Senin, 09 April 2012

Kembalikan Demokrasi pada Kami


Negara Indonesia sudah menganut sistem pemerintahan demokrasi sejak lama. Tepatnya pasca revolusi Prancis. Sesuai dengan arti demokrasi itu sendiri, Indonesia menjalankan sistem pemerintahan demokrasi sebagai upaya untuk mewujudkan kedaulatan rakyat. Demokrasi yang memiliki arti pemerintahan rakyat, sepenuhnya memiliki ciri mengutamakan kepentingan rakyat. Sejak awal menganut sistem pemerintahan ini, demokrasi di Indonesia sudah dipraktekkan dalam pemilihan umum pemimpin di pemerintahan. Dan dalam prakteknya, demokrasi yang ada tidak sepenuhnya dapat berjalan dengan lancar. Banyak penyimpangan-penyimpanan yang terjadi dan tidak jarang memicu konflik di masyarakat atas ketidak puasan fakta demokrasi.

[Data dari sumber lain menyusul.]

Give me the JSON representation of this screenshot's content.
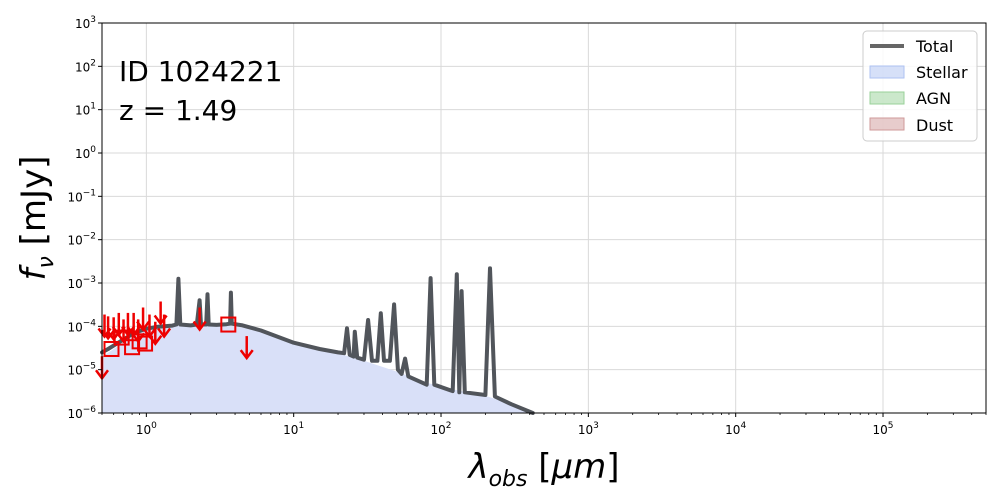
{
  "chart_data": {
    "type": "line",
    "xscale": "log",
    "yscale": "log",
    "xlim": [
      0.5,
      500000
    ],
    "ylim": [
      1e-06,
      1000
    ],
    "xlabel": "λobs [μm]",
    "ylabel": "fν [mJy]",
    "grid": true,
    "legend_position": "top-right",
    "x_ticks": [
      {
        "value": 1,
        "base": "10",
        "exp": "0"
      },
      {
        "value": 10,
        "base": "10",
        "exp": "1"
      },
      {
        "value": 100,
        "base": "10",
        "exp": "2"
      },
      {
        "value": 1000,
        "base": "10",
        "exp": "3"
      },
      {
        "value": 10000,
        "base": "10",
        "exp": "4"
      },
      {
        "value": 100000,
        "base": "10",
        "exp": "5"
      }
    ],
    "y_ticks": [
      {
        "value": 1e-06,
        "base": "10",
        "exp": "−6"
      },
      {
        "value": 1e-05,
        "base": "10",
        "exp": "−5"
      },
      {
        "value": 0.0001,
        "base": "10",
        "exp": "−4"
      },
      {
        "value": 0.001,
        "base": "10",
        "exp": "−3"
      },
      {
        "value": 0.01,
        "base": "10",
        "exp": "−2"
      },
      {
        "value": 0.1,
        "base": "10",
        "exp": "−1"
      },
      {
        "value": 1,
        "base": "10",
        "exp": "0"
      },
      {
        "value": 10,
        "base": "10",
        "exp": "1"
      },
      {
        "value": 100,
        "base": "10",
        "exp": "2"
      },
      {
        "value": 1000,
        "base": "10",
        "exp": "3"
      }
    ],
    "annotations": {
      "id": "ID 1024221",
      "redshift": "z = 1.49"
    },
    "legend": [
      {
        "label": "Total",
        "kind": "line",
        "color": "#555555"
      },
      {
        "label": "Stellar",
        "kind": "patch",
        "color": "#aec2f2"
      },
      {
        "label": "AGN",
        "kind": "patch",
        "color": "#98d198"
      },
      {
        "label": "Dust",
        "kind": "patch",
        "color": "#cf9a9a"
      }
    ],
    "colors": {
      "total": "#51555b",
      "stellar_fill": "#d9e0f8",
      "data": "#ee0000",
      "grid": "#d9d9d9"
    },
    "series": [
      {
        "name": "Total",
        "points": [
          [
            0.5,
            2.5e-05
          ],
          [
            0.55,
            3e-05
          ],
          [
            0.6,
            3.6e-05
          ],
          [
            0.7,
            5e-05
          ],
          [
            0.8,
            6.6e-05
          ],
          [
            0.9,
            7.8e-05
          ],
          [
            1.0,
            8.8e-05
          ],
          [
            1.2,
            9.8e-05
          ],
          [
            1.5,
            0.000104
          ],
          [
            1.6,
            0.00011
          ],
          [
            1.65,
            0.00125
          ],
          [
            1.7,
            0.00011
          ],
          [
            2.0,
            0.000105
          ],
          [
            2.2,
            0.00011
          ],
          [
            2.3,
            0.0004
          ],
          [
            2.35,
            0.00011
          ],
          [
            2.55,
            0.00011
          ],
          [
            2.6,
            0.00055
          ],
          [
            2.65,
            0.00011
          ],
          [
            3.0,
            0.000108
          ],
          [
            3.5,
            0.000112
          ],
          [
            3.7,
            0.000115
          ],
          [
            3.75,
            0.0006
          ],
          [
            3.8,
            0.000115
          ],
          [
            4.5,
            0.000105
          ],
          [
            6.0,
            8e-05
          ],
          [
            10.0,
            4.2e-05
          ],
          [
            15.0,
            3e-05
          ],
          [
            20.0,
            2.5e-05
          ],
          [
            22.0,
            2.4e-05
          ],
          [
            23.0,
            9e-05
          ],
          [
            24.0,
            2.2e-05
          ],
          [
            25.5,
            2e-05
          ],
          [
            26.0,
            7.5e-05
          ],
          [
            27.0,
            1.9e-05
          ],
          [
            30.0,
            1.7e-05
          ],
          [
            32.0,
            0.00014
          ],
          [
            34.0,
            1.6e-05
          ],
          [
            37.0,
            1.6e-05
          ],
          [
            39.0,
            0.0002
          ],
          [
            41.0,
            1.6e-05
          ],
          [
            45.0,
            1.6e-05
          ],
          [
            48.0,
            0.00032
          ],
          [
            51.0,
            1e-05
          ],
          [
            54.0,
            8e-06
          ],
          [
            57.0,
            1.8e-05
          ],
          [
            60.0,
            7e-06
          ],
          [
            80.0,
            4.5e-06
          ],
          [
            85.0,
            0.0013
          ],
          [
            90.0,
            4.5e-06
          ],
          [
            120.0,
            3.2e-06
          ],
          [
            128.0,
            0.0016
          ],
          [
            133.0,
            3e-06
          ],
          [
            138.0,
            0.00065
          ],
          [
            145.0,
            3e-06
          ],
          [
            200.0,
            2.6e-06
          ],
          [
            215.0,
            0.0022
          ],
          [
            232.0,
            2.4e-06
          ],
          [
            300.0,
            1.6e-06
          ],
          [
            420.0,
            1e-06
          ]
        ]
      },
      {
        "name": "Stellar",
        "points": [
          [
            0.5,
            2e-05
          ],
          [
            0.6,
            3e-05
          ],
          [
            0.8,
            6e-05
          ],
          [
            1.0,
            8.2e-05
          ],
          [
            1.5,
            0.000102
          ],
          [
            2.0,
            0.000104
          ],
          [
            3.0,
            0.000104
          ],
          [
            4.0,
            0.0001
          ],
          [
            6.0,
            7.8e-05
          ],
          [
            10.0,
            4.2e-05
          ],
          [
            20.0,
            2.4e-05
          ],
          [
            30.0,
            1.6e-05
          ],
          [
            50.0,
            9e-06
          ],
          [
            80.0,
            5e-06
          ],
          [
            120.0,
            3.5e-06
          ],
          [
            200.0,
            2.5e-06
          ],
          [
            300.0,
            1.6e-06
          ],
          [
            420.0,
            1e-06
          ]
        ]
      }
    ],
    "photometry_detections": [
      [
        0.58,
        3e-05
      ],
      [
        0.68,
        5.5e-05
      ],
      [
        0.8,
        3.3e-05
      ],
      [
        0.9,
        4.5e-05
      ],
      [
        0.98,
        4e-05
      ],
      [
        3.6,
        0.00011
      ]
    ],
    "photometry_upper_limits": [
      [
        0.5,
        1.2e-05
      ],
      [
        0.52,
        0.00011
      ],
      [
        0.55,
        0.0001
      ],
      [
        0.6,
        9.5e-05
      ],
      [
        0.65,
        0.00012
      ],
      [
        0.7,
        8.5e-05
      ],
      [
        0.75,
        0.00012
      ],
      [
        0.82,
        0.00012
      ],
      [
        0.88,
        8.5e-05
      ],
      [
        0.95,
        0.00016
      ],
      [
        1.05,
        0.00011
      ],
      [
        1.15,
        7.5e-05
      ],
      [
        1.25,
        0.00022
      ],
      [
        1.32,
        0.00011
      ],
      [
        2.3,
        0.00016
      ],
      [
        4.8,
        3.5e-05
      ]
    ]
  }
}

Pelaksanaan sistem demokrasi di Indonesia sangat terlihat jelas terutama ketika ada pemilu. Selama ini, kita sudah mengalami berbagai macam kondisi dalam menerapkan sistem demokrasi. Beberapa pemilu yang sudah dilaksanakan di Indonesia, sudah mengalami pergantian azas. Pada masa orde baru, pemilu dilaksanakan berdasarkan azas LUBER, yaitu
1.      Langsung memiliki arti bahwa rakyat memilih wakil rakyat atau memberikan suaranya secara langsung dan tidak boleh diwakilkan.
2.      Umum memiliki arti bahwa pemilu yang diselenggarakan tersebut boleh diikuti oleh seluruh warga negara Indonesia dengan ketentuan sudah memiliki hak dalam menggunakan suaranya.
3.      Bebas memiliki arti bahwa rakyat bebas memilih atau memberikan suaranya sesuai dengan pilihannya sendiri dan tanpa ada paksaan dari pihak manapun.
4.      Rahasia memiliki arti bahwa apa yang dipilih oleh rakyat adalah menjadi rahasia mereka dan tidak diketahui oleh siapapun.
Sedangkan pada masa reformasi, pemilu dilaksanakan berdasarkan azas “JURDIL”, yaitu:
1.      Jujur memiliki arti bahwa pemilu yang dilaksanakan harus sesuai dengan aturan dan rakyat benar-benar menggunakan hak pilihnya untuk memilih wakil rakyat.
2.      Adil memiliki arti bahwa pemilu diberlakukan secara sama tanpa ada diskriminasi terhadap peserta atau pemilih.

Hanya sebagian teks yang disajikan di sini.